Pengoplosan Gas Bersubsidi: Keuntungan Besar Bagi Para Pelaku

by -118 Views

Pelaku pengoplosan gas bersubsidi di Tanjung Priok, Jakarta Utara, menikmati keuntungan besar dari tindakan penyuntikan gas dari gas bersubsidi ke gas non-subsidi. Praktik ini memberikan keuntungan instan bagi para pelaku tanpa mempertimbangkan bahaya yang mungkin timbul. Kasus ini terungkap berkat patroli siber oleh Tim Satuan Reserse Kriminal Polres Pelabuhan Tanjung Priok. Penjualan gas portabel merek “Tokai” dengan kondisi fisik tabung mencurigakan terjadi di platform toko online. Penelusuran digital mengarah pada penggerebekan lokasi produksi di Bogor dan pengembangan di wilayah Jakarta Utara. Para pelaku melakukan penyuntikan isi gas dari tabung subsidi 3 kg ke tabung non subsidi 5,5 kg dan 12 kg menggunakan alat suntik rakitan berupa pipa besi.

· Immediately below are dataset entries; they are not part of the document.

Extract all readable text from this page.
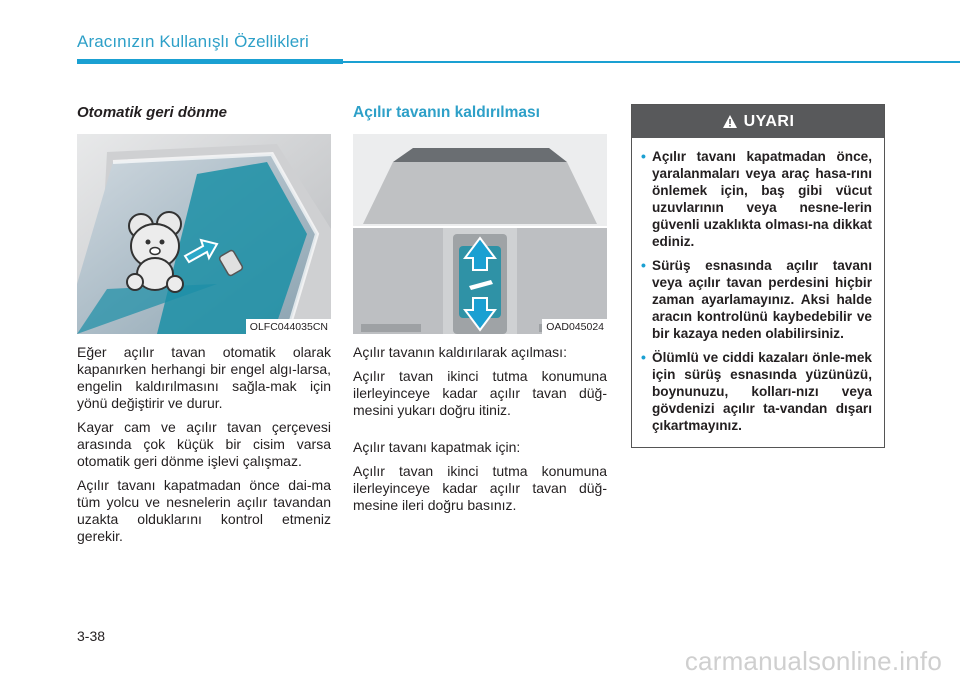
Aracınızın Kullanışlı Özellikleri
Otomatik geri dönme
OLFC044035CN

Eğer açılır tavan otomatik olarak kapanırken herhangi bir engel algı-larsa, engelin kaldırılmasını sağla-mak için yönü değiştirir ve durur.

Kayar cam ve açılır tavan çerçevesi arasında çok küçük bir cisim varsa otomatik geri dönme işlevi çalışmaz.

Açılır tavanı kapatmadan önce dai-ma tüm yolcu ve nesnelerin açılır tavandan uzakta olduklarını kontrol etmeniz gerekir.

Açılır tavanın kaldırılması
OAD045024

Açılır tavanın kaldırılarak açılması:

Açılır tavan ikinci tutma konumuna ilerleyinceye kadar açılır tavan düğ-mesini yukarı doğru itiniz.

Açılır tavanı kapatmak için:

Açılır tavan ikinci tutma konumuna ilerleyinceye kadar açılır tavan düğ-mesine ileri doğru basınız.

UYARI
• Açılır tavanı kapatmadan önce, yaralanmaları veya araç hasa-rını önlemek için, baş gibi vücut uzuvlarının veya nesne-lerin güvenli uzaklıkta olması-na dikkat ediniz.
• Sürüş esnasında açılır tavanı veya açılır tavan perdesini hiçbir zaman ayarlamayınız. Aksi halde aracın kontrolünü kaybedebilir ve bir kazaya neden olabilirsiniz.
• Ölümlü ve ciddi kazaları önle-mek için sürüş esnasında yüzünüzü, boynunuzu, kolları-nızı veya gövdenizi açılır ta-vandan dışarı çıkartmayınız.
3-38
carmanualsonline.info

Polisi menangkap empat tersangka di Jakarta Utara dan satu pelaku di Bogor. Mereka menyita kendaraan pengangkut yang digunakan untuk distribusi serta paket gas portabel yang dikemas menggunakan plastik hitam dan kardus. Keuntungan bersih per tabung gas hasil penyuntikan mencapai Rp130.000. Satu tabung subsidi 3 kg dapat menghasilkan 10 tabung portabel dengan keuntungan Rp90.000 per unit. Polisi menyita berbagai jenis tabung gas beserta alat suntik, mobil bak pengangkut, timbangan digital, label pengiriman, dan lainnya.

Pelaku dijerat dengan berbagai pasal, termasuk UU Nomor 6 Tahun 2023 tentang Cipta Kerja dan UU Nomor 8 Tahun 1999 tentang Perlindungan Konsumen. Mereka menghadapi hukuman penjara dan denda maksimal. Kepolisian juga mengamankan sejumlah barang bukti termasuk 2.301 unit tabung gas dan 38 pipa besi. Aksi pengoplosan gas bersubsidi ini menjadi peringatan akan bahaya pencurian gas subsidi dan dampaknya pada masyarakat.